The latter portions do work as drama, but they’re more traditional and less compelling. However, looked at as complementing the early sections, the later scenes work in a way that enhances the stronger material. While the Dano scenes might work on their own — and the Cusack scenes would not — they work better in context. Also, without the Cusack scenes, there’d be no shape to the film and certainly no satisfying ending. Things in the Dano section establish the Cusack one. The terrifying Dr. Eugene Landy (a detestable Paul Giamatti), who controls Wilson with drugs and authoritarian bullying, has his roots in Wilson’s own control-freak father (Bill Camp). Neither character is complete without the other, and the reasons that Wilson is so susceptible to Landy are grounded in his father.

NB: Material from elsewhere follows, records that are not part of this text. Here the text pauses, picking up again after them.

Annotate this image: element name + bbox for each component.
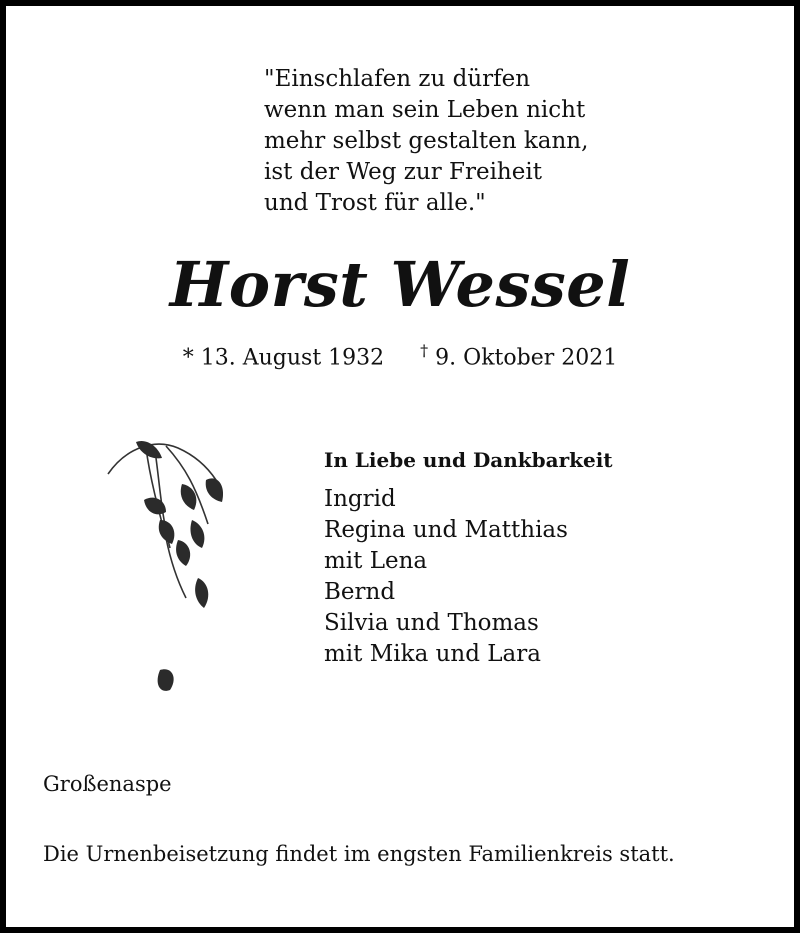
family-heading: In Liebe und Dankbarkeit [324,448,613,472]
burial-note: Die Urnenbeisetzung findet im engsten Familienkreis statt. [43,842,675,866]
quote-line: "Einschlafen zu dürfen [264,66,531,92]
falling-leaves-branch-icon [96,428,246,718]
birth-date: 13. August 1932 [200,345,385,371]
quote-line: mehr selbst gestalten kann, [264,128,589,154]
death-symbol: † [420,341,429,360]
deceased-name: Horst Wessel [169,248,631,321]
obituary-notice [6,6,794,927]
death-date: 9. Oktober 2021 [435,345,618,371]
family-member: mit Lena [324,548,428,574]
quote-line: und Trost für alle." [264,190,486,216]
quote-line: wenn man sein Leben nicht [264,97,586,123]
place-name: Großenaspe [43,772,172,796]
family-member: Silvia und Thomas [324,610,539,636]
quote-line: ist der Weg zur Freiheit [264,159,542,185]
family-member: Ingrid [324,486,396,512]
family-member: Bernd [324,579,396,605]
family-member: Regina und Matthias [324,517,568,543]
birth-symbol: * [182,345,194,371]
life-dates [6,341,794,370]
quote [264,64,588,219]
family-block [324,446,613,670]
family-member: mit Mika und Lara [324,641,541,667]
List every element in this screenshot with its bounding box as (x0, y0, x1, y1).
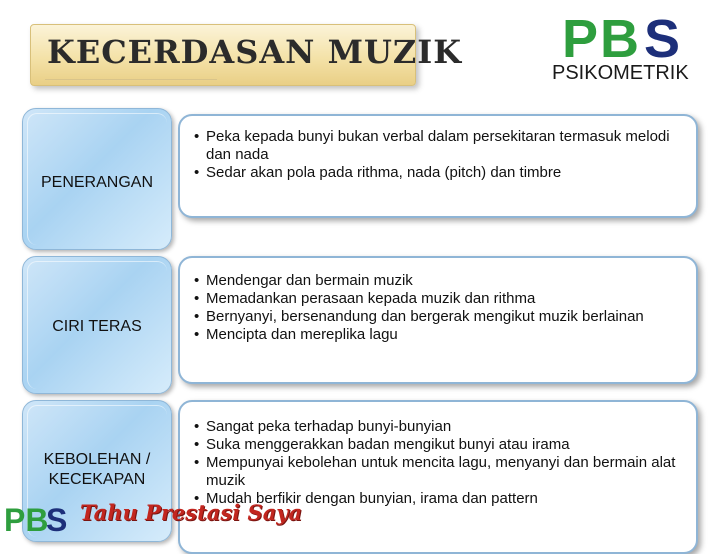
list-item: • Mempunyai kebolehan untuk mencita lagu, menyanyi dan bermain alat muzik (180, 454, 696, 490)
list-item: • Sedar akan pola pada rithma, nada (pitch) dan timbre (180, 164, 696, 182)
row-content-kebolehan (178, 400, 698, 554)
pbs-logo-text-b: B (600, 10, 639, 62)
list-item: • Mendengar dan bermain muzik (180, 272, 696, 290)
brand-subtitle: PSIKOMETRIK (552, 62, 689, 84)
pbs-logo-text-s: S (644, 10, 681, 62)
footer-logo-text-s: S (46, 502, 68, 536)
row-content-ciri-teras (178, 256, 698, 384)
row-label-line1: KEBOLEHAN / (43, 451, 151, 468)
title-banner (30, 24, 463, 86)
pbs-logo-text-p: P (562, 10, 599, 62)
pbs-logo (562, 10, 702, 62)
footer-slogan: Tahu Prestasi Saya (80, 500, 303, 525)
list-item: • Sangat peka terhadap bunyi-bunyian (180, 418, 696, 436)
list-item: • Mencipta dan mereplika lagu (180, 326, 696, 344)
row-label-ciri-teras (22, 256, 172, 394)
list-item: • Peka kepada bunyi bukan verbal dalam persekitaran termasuk melodi dan nada (180, 128, 696, 164)
footer-pbs-logo (4, 500, 72, 536)
list-item: • Suka menggerakkan badan mengikut bunyi atau irama (180, 436, 696, 454)
list-item: • Memadankan perasaan kepada muzik dan rithma (180, 290, 696, 308)
footer-logo-text-pb: PB (4, 502, 49, 536)
row-label-text (44, 450, 151, 490)
row-label-penerangan (22, 108, 172, 250)
row-label-text: CIRI TERAS (52, 318, 142, 335)
row-content-penerangan (178, 114, 698, 218)
page-title: KECERDASAN MUZIK (47, 33, 463, 71)
list-item: • Bernyanyi, bersenandung dan bergerak mengikut muzik berlainan (180, 308, 696, 326)
title-underline (45, 79, 217, 80)
row-label-line2: KECEKAPAN (48, 471, 146, 488)
row-label-text: PENERANGAN (40, 174, 154, 191)
list-item: • Mudah berfikir dengan bunyian, irama dan pattern (180, 490, 696, 508)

It’s what he’s comfortable with. Despite the fact that the Dano sections are more imaginative and fresher, the Cusack sections hold them in place and make sense of them.

The essential thing that Love & Mercy gets so right is the very dichotomy that drives the film — that gulf that separates the 1950s’ mindset of the early Beach Boys from the growing 1960s sensibility of Wilson’s expanding ambitions and visions. The very idea that Wilson was convinced he could take the Beach Boys beyond the realm of the Beatles’ Rubber Soul is symptomatic of that gulf — a gulf, the film seems to suggest, that even Wilson himself was unable to reconcile. In this regard, the film is brilliant, even in those moments where it doesn’t quite soar. The performances are all excellent. Dano is spectacular as the younger Brian Wilson, Cusack isn’t far behind him, nor are Elizabeth Banks and Paul Giamatti.